HABER MERKEZİ - Türkiye’deki hak ihlallerine dikkat çekmek için pedal çeviren “Koşulsuz Adalet Hareketi”, sokağa çıkma yasakları sürecinde yaşamını yitirenlerin faillerinin yargılanmasını istedi.
Avrupa’da, “Koşulsuz Adalet Hareketi” adı altında toplanan bir grup avukat, hak ihlallerini unutturmamak ve adaleti sağlamak için çeşitli eylemler düzenliyor.
“Koşulsuz adalet için harekete geç!" sloganıyla Avrupa İnsan Hakları Mahkemesi önünde 42 hafta adalet nöbeti tutan Avrupa'daki avukatlar, ardından 23 Eylül'de Hollanda’daki Uluslararası Ceza Mahkemesi (Lahey) önünden başlayarak Avrupa İnsan Hakları Mahkemesi’ne kadar 15 farklı şehirden geçecek olan 850 kilometrelik "Koşulsuz Adalet Maratonu" başlattı.
15 farklı şehirden geçecek olan aktivistler, Gezi eylemlerinde polis şiddetiyle hayatını kaybedenler, tutuklu milletvekilleri ve belediye başkanları, işkence altında öldürülen insanlar, KHK’liler, zorla kaybedilen ve kaçırılan insanlar, cezaevinde ölüme terk edilen tutuklular başta olmak üzere birçok konuda farkındalık oluşturmayı amaçlıyor.
Gittikleri 10 farklı kentte, Türkiye’de hak ihlaline uğrayan sembol isimler için tohumlar eken avukatlar, yaşamını yitirenlerin hikayelerini anlatarak adalet talep ediyor.
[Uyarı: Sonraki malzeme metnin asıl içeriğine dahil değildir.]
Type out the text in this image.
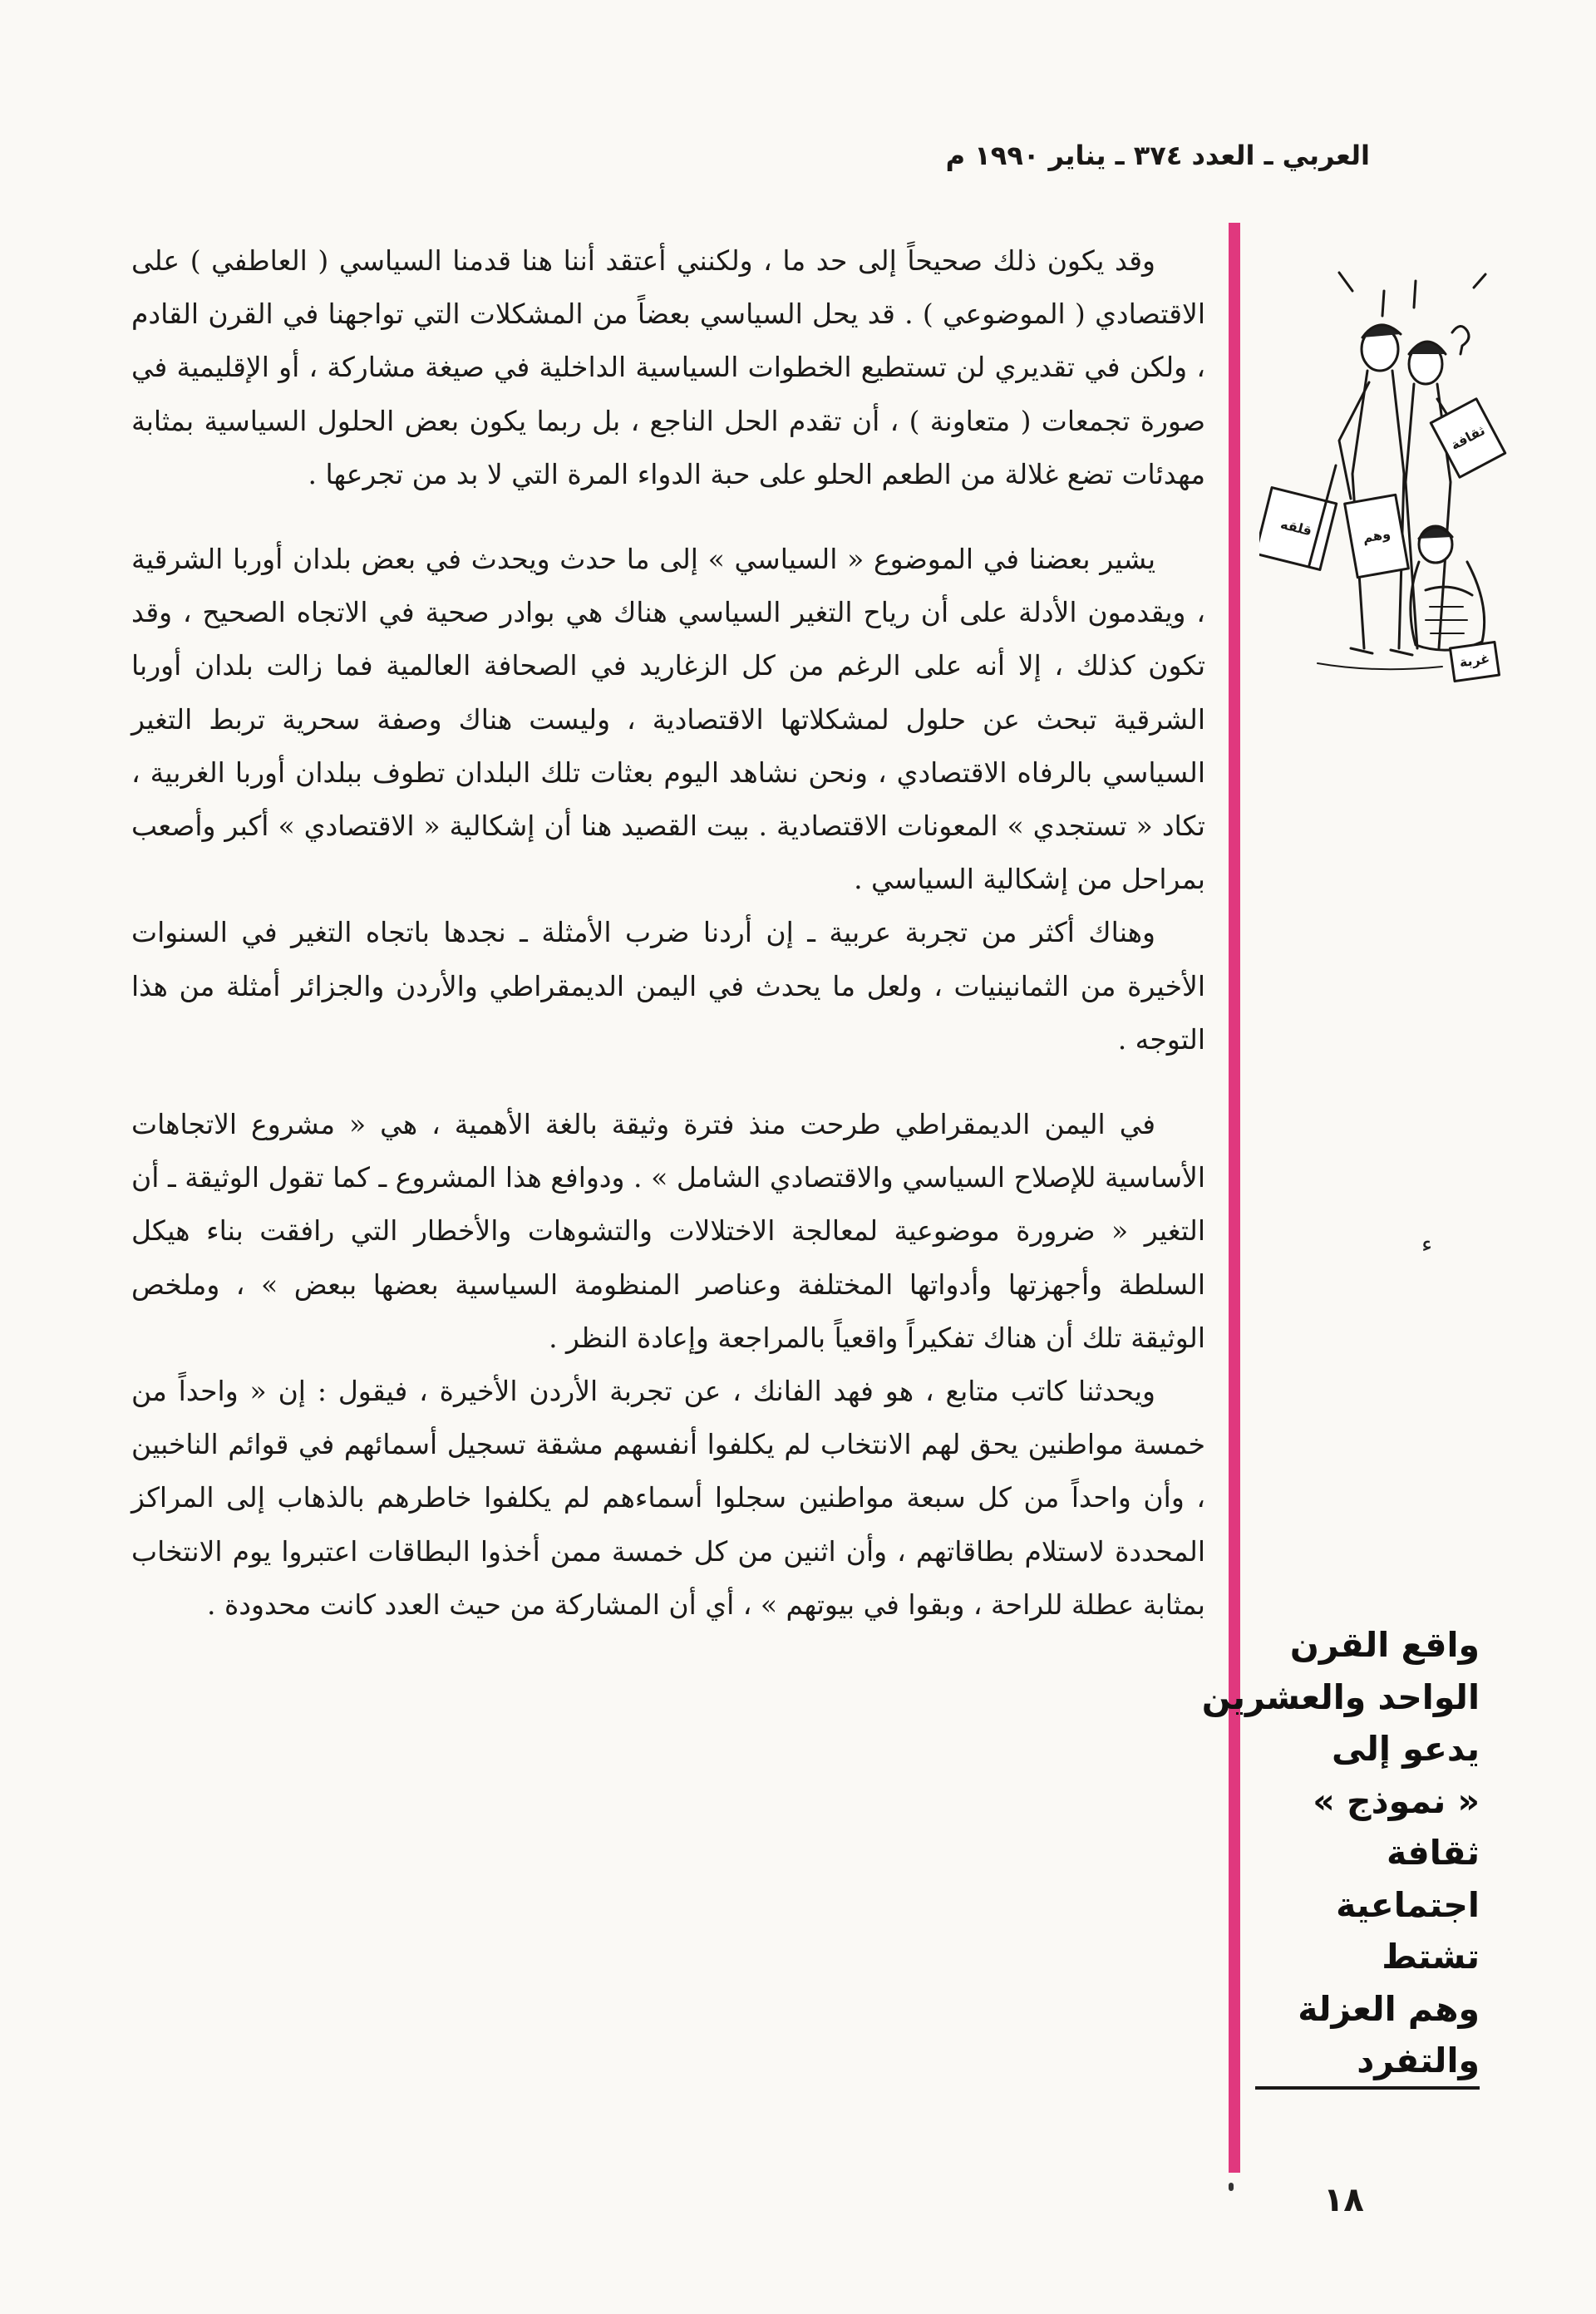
العربي ـ العدد ٣٧٤ ـ يناير ١٩٩٠ م
ثقافة
قلقه	وهم
غربة
ء

وقد يكون ذلك صحيحاً إلى حد ما ، ولكنني أعتقد أننا هنا قدمنا السياسي ( العاطفي ) على الاقتصادي ( الموضوعي ) . قد يحل السياسي بعضاً من المشكلات التي تواجهنا في القرن القادم ، ولكن في تقديري لن تستطيع الخطوات السياسية الداخلية في صيغة مشاركة ، أو الإقليمية في صورة تجمعات ( متعاونة ) ، أن تقدم الحل الناجع ، بل ربما يكون بعض الحلول السياسية بمثابة مهدئات تضع غلالة من الطعم الحلو على حبة الدواء المرة التي لا بد من تجرعها .

يشير بعضنا في الموضوع « السياسي » إلى ما حدث ويحدث في بعض بلدان أوربا الشرقية ، ويقدمون الأدلة على أن رياح التغير السياسي هناك هي بوادر صحية في الاتجاه الصحيح ، وقد تكون كذلك ، إلا أنه على الرغم من كل الزغاريد في الصحافة العالمية فما زالت بلدان أوربا الشرقية تبحث عن حلول لمشكلاتها الاقتصادية ، وليست هناك وصفة سحرية تربط التغير السياسي بالرفاه الاقتصادي ، ونحن نشاهد اليوم بعثات تلك البلدان تطوف ببلدان أوربا الغربية ، تكاد « تستجدي » المعونات الاقتصادية . بيت القصيد هنا أن إشكالية « الاقتصادي » أكبر وأصعب بمراحل من إشكالية السياسي .

وهناك أكثر من تجربة عربية ـ إن أردنا ضرب الأمثلة ـ نجدها باتجاه التغير في السنوات الأخيرة من الثمانينيات ، ولعل ما يحدث في اليمن الديمقراطي والأردن والجزائر أمثلة من هذا التوجه .

في اليمن الديمقراطي طرحت منذ فترة وثيقة بالغة الأهمية ، هي « مشروع الاتجاهات الأساسية للإصلاح السياسي والاقتصادي الشامل » . ودوافع هذا المشروع ـ كما تقول الوثيقة ـ أن التغير « ضرورة موضوعية لمعالجة الاختلالات والتشوهات والأخطار التي رافقت بناء هيكل السلطة وأجهزتها وأدواتها المختلفة وعناصر المنظومة السياسية بعضها ببعض » ، وملخص الوثيقة تلك أن هناك تفكيراً واقعياً بالمراجعة وإعادة النظر .

ويحدثنا كاتب متابع ، هو فهد الفانك ، عن تجربة الأردن الأخيرة ، فيقول : إن « واحداً من خمسة مواطنين يحق لهم الانتخاب لم يكلفوا أنفسهم مشقة تسجيل أسمائهم في قوائم الناخبين ، وأن واحداً من كل سبعة مواطنين سجلوا أسماءهم لم يكلفوا خاطرهم بالذهاب إلى المراكز المحددة لاستلام بطاقاتهم ، وأن اثنين من كل خمسة ممن أخذوا البطاقات اعتبروا يوم الانتخاب بمثابة عطلة للراحة ، وبقوا في بيوتهم » ، أي أن المشاركة من حيث العدد كانت محدودة .

واقع القرن
الواحد والعشرين
يدعو إلى
« نموذج »
ثقافة
اجتماعية
تشتط
وهم العزلة
والتفرد
١٨
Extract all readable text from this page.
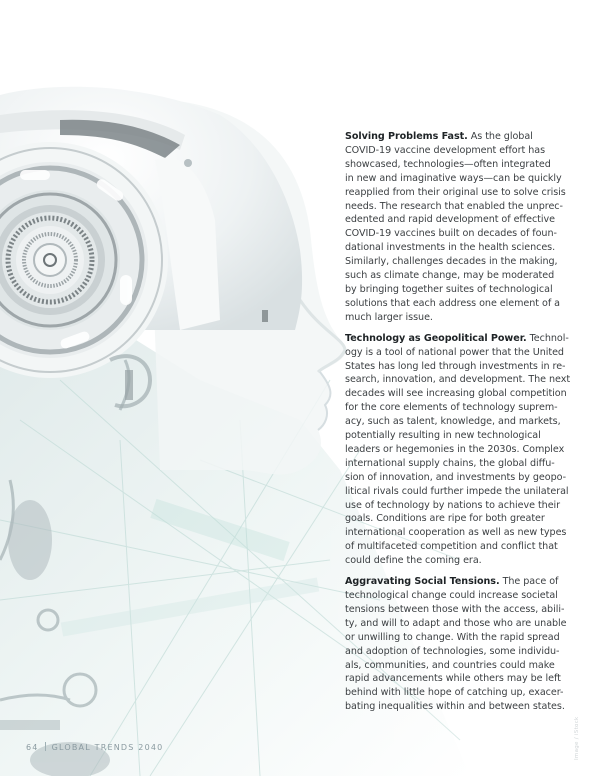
Solving Problems Fast. As the global
COVID-19 vaccine development effort has
showcased, technologies—often integrated
in new and imaginative ways—can be quickly
reapplied from their original use to solve crisis
needs. The research that enabled the unprec-
edented and rapid development of effective
COVID-19 vaccines built on decades of foun-
dational investments in the health sciences.
Similarly, challenges decades in the making,
such as climate change, may be moderated
by bringing together suites of technological
solutions that each address one element of a
much larger issue.

Technology as Geopolitical Power. Technol-
ogy is a tool of national power that the United
States has long led through investments in re-
search, innovation, and development. The next
decades will see increasing global competition
for the core elements of technology suprem-
acy, such as talent, knowledge, and markets,
potentially resulting in new technological
leaders or hegemonies in the 2030s. Complex
international supply chains, the global diffu-
sion of innovation, and investments by geopo-
litical rivals could further impede the unilateral
use of technology by nations to achieve their
goals. Conditions are ripe for both greater
international cooperation as well as new types
of multifaceted competition and conflict that
could define the coming era.

Aggravating Social Tensions. The pace of
technological change could increase societal
tensions between those with the access, abili-
ty, and will to adapt and those who are unable
or unwilling to change. With the rapid spread
and adoption of technologies, some individu-
als, communities, and countries could make
rapid advancements while others may be left
behind with little hope of catching up, exacer-
bating inequalities within and between states.

64 GLOBAL TRENDS 2040	Image / iStock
Koşulsuz Adalet Maratonu 5’inci gününe girerken, bu kez Almanya’nın Bonn şehrinde sokağa çıkma yasakları sürecinde yaşamını yitirenler anıldı.
TAYBET İNAN, CEMİLE İÇİN…
Şırnak’ın Silopi ilçesinde öldürülen ve cenazesi 7 gün yer kalan Taybet İnan’dan cenazesi buzdolabında bekletilen Cemile Çağırga’ya, evinde sofra başında öldürülen Melek Apaydın’dan, Cizre’de katledilen Meryem Süne’ye kadar birçok isim için tohum eken Koşulsuz Adalet Hareketi aktivistleri, faillerin yargılanmasını istedi.
FAİLLER YARGILANSIN DİYE…
“Faillerin yargılanması için pedallıyorum” diyen aktivistler, insan haklarına, yaşam hakkına ve herhangi bir kutsalı tanımayan rejime karşı, hayatını kaybedenlerin yakınlarının adalet arayışına destek olabilmek için umut tohumlarını ektiklerini belirtti.
850 kilometrelik maraton, Strasbourg’taki Avrupa İnsan Hakları Mahkemesi’nin önünde sona erecek.